Mouna-jemal-Siala-banniere

L'habit noir de la situation que les Tunisiens ont vécu ces 3 dernières années, Mouna l'a reproduit et l'a transmet à travers ces visages aux multiples expressions.
Par Anouar Hnaïne

Les photos ont longtemps circulé sur Facebook; le livre était attendu; il est sorti du virtuel pour être publié chez Sa'Al. ''Non à la division'' contient 217 portraits (le nombre des députés), légendés par Mouna ou commenté par des personnages photographiés. Une exposition de plus d'une cinquantaine de photos se tient à l'espace Sadika où l'ouvrage est en vente.

Marianne-Catzaras

Marianne Catzaras.

La célébration de soi et des autres

La production de Mouna Jemal Siala avance par à coup ou par jalons. Première station : en 2003, elle met ses triplés en scène, en trompe l'œil, où l'on voit ses enfants dans différentes positions. Photos d'artiste, enfants d'artistes. Elle poursuit dans cette voie pénétrable à première vue, mais une voie sans fin.

En 2011, elle se prend en photo, portrait de face, le projet s'appelle ''Le sort''. Sur la photo, un air tragique, le visage est graduellement recouvert par une poudre noire. Photo qui reflète le glissement de la société tunisienne dans une sorte d'obscurantisme. Mouna déclare: «Ma vie et mon art sont indissociablement liés». Ce jeu ne manque pas de danger; il la place dans démarche constante, personnelle, à la limite de l'intime: le travail sur soi. Où l'introspection, l'analyse n'est pas loin.

Raja-Farhat-Siala

Raja Farhat.

L'auto-construction la dirige vers une autre expérience autrement plus riche, une autre station qui la lie cette fois aux autres. Les autres?
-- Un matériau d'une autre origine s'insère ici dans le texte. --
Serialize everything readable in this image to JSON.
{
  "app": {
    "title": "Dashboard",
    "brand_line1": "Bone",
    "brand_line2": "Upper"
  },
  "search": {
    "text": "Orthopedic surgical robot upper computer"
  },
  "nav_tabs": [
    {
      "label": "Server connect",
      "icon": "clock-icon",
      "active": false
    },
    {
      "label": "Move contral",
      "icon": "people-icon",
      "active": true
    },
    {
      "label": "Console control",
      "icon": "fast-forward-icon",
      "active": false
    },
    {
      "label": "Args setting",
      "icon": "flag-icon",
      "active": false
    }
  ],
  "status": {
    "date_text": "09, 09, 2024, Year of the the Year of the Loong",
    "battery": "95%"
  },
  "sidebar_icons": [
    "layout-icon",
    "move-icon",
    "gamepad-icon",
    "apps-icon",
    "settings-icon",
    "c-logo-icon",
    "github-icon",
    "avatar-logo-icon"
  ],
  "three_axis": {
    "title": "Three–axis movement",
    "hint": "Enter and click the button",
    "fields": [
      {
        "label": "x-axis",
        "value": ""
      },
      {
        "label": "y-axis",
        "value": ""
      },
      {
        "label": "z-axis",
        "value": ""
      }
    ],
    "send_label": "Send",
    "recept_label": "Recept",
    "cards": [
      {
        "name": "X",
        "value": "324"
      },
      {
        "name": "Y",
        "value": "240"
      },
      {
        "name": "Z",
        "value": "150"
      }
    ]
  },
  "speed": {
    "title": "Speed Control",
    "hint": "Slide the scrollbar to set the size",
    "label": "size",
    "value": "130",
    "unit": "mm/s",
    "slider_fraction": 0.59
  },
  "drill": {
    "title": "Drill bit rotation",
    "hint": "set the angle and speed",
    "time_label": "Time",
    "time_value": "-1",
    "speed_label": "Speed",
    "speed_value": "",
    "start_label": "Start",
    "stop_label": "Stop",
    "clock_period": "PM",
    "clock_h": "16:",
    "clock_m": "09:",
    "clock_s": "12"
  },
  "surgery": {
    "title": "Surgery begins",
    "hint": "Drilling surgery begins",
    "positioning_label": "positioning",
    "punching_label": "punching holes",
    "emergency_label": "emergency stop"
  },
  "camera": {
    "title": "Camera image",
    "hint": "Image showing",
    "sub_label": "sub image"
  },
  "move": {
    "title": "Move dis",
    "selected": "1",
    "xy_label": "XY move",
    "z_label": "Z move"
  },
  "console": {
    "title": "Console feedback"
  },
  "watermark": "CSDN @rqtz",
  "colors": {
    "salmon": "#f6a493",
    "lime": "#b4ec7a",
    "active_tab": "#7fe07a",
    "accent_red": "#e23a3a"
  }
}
Principalement son entourage, famille, cousins, collègues, voisins et figures connus de la place et accessoirement ses amis de Facebook, medium dont elle est apparemment accro.

Cette fois Mouna frappe un grand coup. Cela fait plus de deux ans et demi qu'elle travaille sur ce projet ambitieux intitulé ''Non à la division'', où l'on voit qu'elle saute le pas. Passant de l'autocélébration à la célébration des autres, elle se plonge ainsi en plein dans la vie politique. La photo miroir de la vie politique.

Raouf-Ben-Amor

Raouf Ben Amor.

Rappelez-vous, deux ans plut tôt, le pays était fortement divisé en deux camps, les modernistes face aux obscurantistes. Vaste terrain d'inspection, d'introspection, de recherche ! L'artiste choisit un dans l'un des deux camps, forcément le sien, des personnages de la société civile, des acteurs, des metteurs en scène, des artistes plasticiens, des amis qu'elle chérit, sa tante, ses enfants, son mari, des photographes, des inconnus au bataillon, des voisins, un charbonnier, ses étudiantes, les cousins, etc.

L'habit noir des choses

Cela donne une photo sans accessoires, lumière et décors naturels, un trait au crayon noir divise le visage. Un panorama où les personnages photographiés se découvrent plutôt «engageants et photogéniques».
En somme, on peut dire que Mouna témoigne à travers les portraits des autres. Elle témoigne par la photo, des clichés en noir et blanc, un procédé pour nostalgique d'un temps avant la couleur ou une intention de séduire le spectateur?

Mouna-Jemal-Siala

Mouna Jemal Siala.

Anecdote dans ''Journal'' des Goncourt dans une vente de photographies : «Tout devient noir en ce siècle, et la photographie, n'est-ce pas l'habit noir des choses». En effet, c'est l'habit noir de la situation que les Tunisiens ont vécu pendant cette période non moins noire. Mouna l'a reproduit, l'a transmis à travers ces visages aux multiples expressions, qui disent un maximum de choses en un minimum de moyens.